Alors que la popularité de « Polet » grandissait, le nombre de collaborateurs augmentait également, des auteurs qui, en abordant des sujets de la vie quotidienne, révélaient une image plus dure de la réalité socialiste. Les jeunes auteurs contribuaient sans autocensure ni limitations. En plus de textes attrayants, « Polet » se concentrait de plus en plus sur un nouveau design graphique, complètement différent des journaux conventionnels, et les photographies publiées par toute une gamme de jeunes photographes portaient un message autoriel, devenant souvent un commentaire, plus frappant que le texte lui-même.
Alors que « Polet » grandissait et captait l’attention du public, il attirait également l’attention des structures politiques, menant à une rivalité permanente entre CDD, ou « Polet » d’un côté et la direction de la jeunesse de l’autre. Il convient de souligner que l’ensemble de l’organisation de la jeunesse était géré par le Secrétariat de la Présidence de RKSSOH, qui à l’époque était composé de onze membres professionnels de la Présidence. La personnalité du président dans ce système était dominante.
Les professionnels de la jeunesse, qu’ils le veuillent ou non, suivaient nécessairement le modèle d’action des professionnels de parti, ou de la bureaucratie politique.
Ainsi, dans le cas de « Polet », nous avions deux visions de la vie quotidienne : l’une du point de vue des onze, et l’autre de la position d’un large cercle de toutes les couches de la jeunesse de tous les domaines de la vie, présentée chaque semaine sur les pages de « Polet ». Les malentendus étaient inévitables, mais les onze assuraient l’argent, et principalement. Dans toute l’histoire de « Polet », personne n’a mieux réussi que le duo Pavić – Kuljiš, soutenu par les joueurs expérimentés de CDD, Čondić et Bešker. « L’équipe rédactionnelle a passé un moment fantastique, » note Krušelj, se remémorant les souvenirs de Nino Pavić dans la Salle de jeux. De ce plaisir, la circulation de « Polet » a augmenté, mais les coûts nécessaires pour les subventions de CDD à « Polet » ont également augmenté. Quelqu’un devait payer pour le plaisir.
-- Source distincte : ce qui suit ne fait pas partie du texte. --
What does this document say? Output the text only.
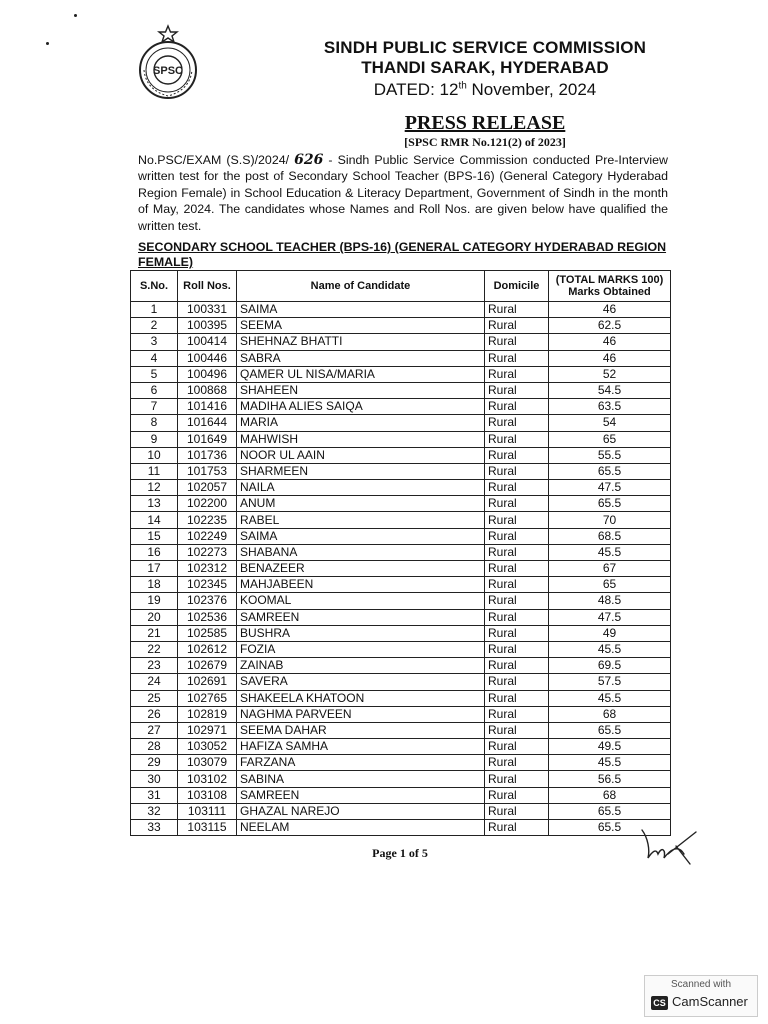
SPSC
SINDH PUBLIC SERVICE COMMISSION
THANDI SARAK, HYDERABAD
DATED: 12th November, 2024
PRESS RELEASE
[SPSC RMR No.121(2) of 2023]
No.PSC/EXAM (S.S)/2024/ 626 - Sindh Public Service Commission conducted Pre-Interview written test for the post of Secondary School Teacher (BPS-16) (General Category Hyderabad Region Female) in School Education & Literacy Department, Government of Sindh in the month of May, 2024. The candidates whose Names and Roll Nos. are given below have qualified the written test.
SECONDARY SCHOOL TEACHER (BPS-16) (GENERAL CATEGORY HYDERABAD REGION FEMALE)
S.No.	Roll Nos.	Name of Candidate	Domicile	(TOTAL MARKS 100) Marks Obtained
1	100331	SAIMA	Rural	46
2	100395	SEEMA	Rural	62.5
3	100414	SHEHNAZ BHATTI	Rural	46
4	100446	SABRA	Rural	46
5	100496	QAMER UL NISA/MARIA	Rural	52
6	100868	SHAHEEN	Rural	54.5
7	101416	MADIHA ALIES SAIQA	Rural	63.5
8	101644	MARIA	Rural	54
9	101649	MAHWISH	Rural	65
10	101736	NOOR UL AAIN	Rural	55.5
11	101753	SHARMEEN	Rural	65.5
12	102057	NAILA	Rural	47.5
13	102200	ANUM	Rural	65.5
14	102235	RABEL	Rural	70
15	102249	SAIMA	Rural	68.5
16	102273	SHABANA	Rural	45.5
17	102312	BENAZEER	Rural	67
18	102345	MAHJABEEN	Rural	65
19	102376	KOOMAL	Rural	48.5
20	102536	SAMREEN	Rural	47.5
21	102585	BUSHRA	Rural	49
22	102612	FOZIA	Rural	45.5
23	102679	ZAINAB	Rural	69.5
24	102691	SAVERA	Rural	57.5
25	102765	SHAKEELA KHATOON	Rural	45.5
26	102819	NAGHMA PARVEEN	Rural	68
27	102971	SEEMA DAHAR	Rural	65.5
28	103052	HAFIZA SAMHA	Rural	49.5
29	103079	FARZANA	Rural	45.5
30	103102	SABINA	Rural	56.5
31	103108	SAMREEN	Rural	68
32	103111	GHAZAL NAREJO	Rural	65.5
33	103115	NEELAM	Rural	65.5
Page 1 of 5
Scanned with
CS CamScanner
La circulation de « Polet » a toujours été un sujet de dispute. La circulation imprimée était distribuée de plusieurs manières : par ventes dans les kiosques, colportage et distribution gratuite aux organisations de jeunesse. Les circulations variaient de quinze à trente-cinq mille, les retours étaient importants, et le colportage était une histoire à part. La constante de tout cela était toujours la subvention nécessaire, et l’éditeur CDD, une organisation de travail sur le marché. Pour sortir du cercle vicieux, Kuljiš et Pavić proposeraient un concept de marché de « Polet » avec une circulation de 80 000 (par rapport à la circulation actuelle de 20 000) qui garantirait un financement autonome du magazine. Cependant, cette idée est restée une utopie, tout comme le socialisme lui-même. Ce n’est qu’avec la disparition du socialisme, douze ans plus tard, qu’ils pourraient réaliser leurs visions en fondant « Globusa » à la fin de 1990, à partir de laquelle le puissant « Europapress Holding » se développerait. Ils façonneraient et privatiseraient les principales branches journalistiques et développaient un journalisme orienté vers le profit et le compromis, sans un seul journal d’opposition, tel que Feral Tribune.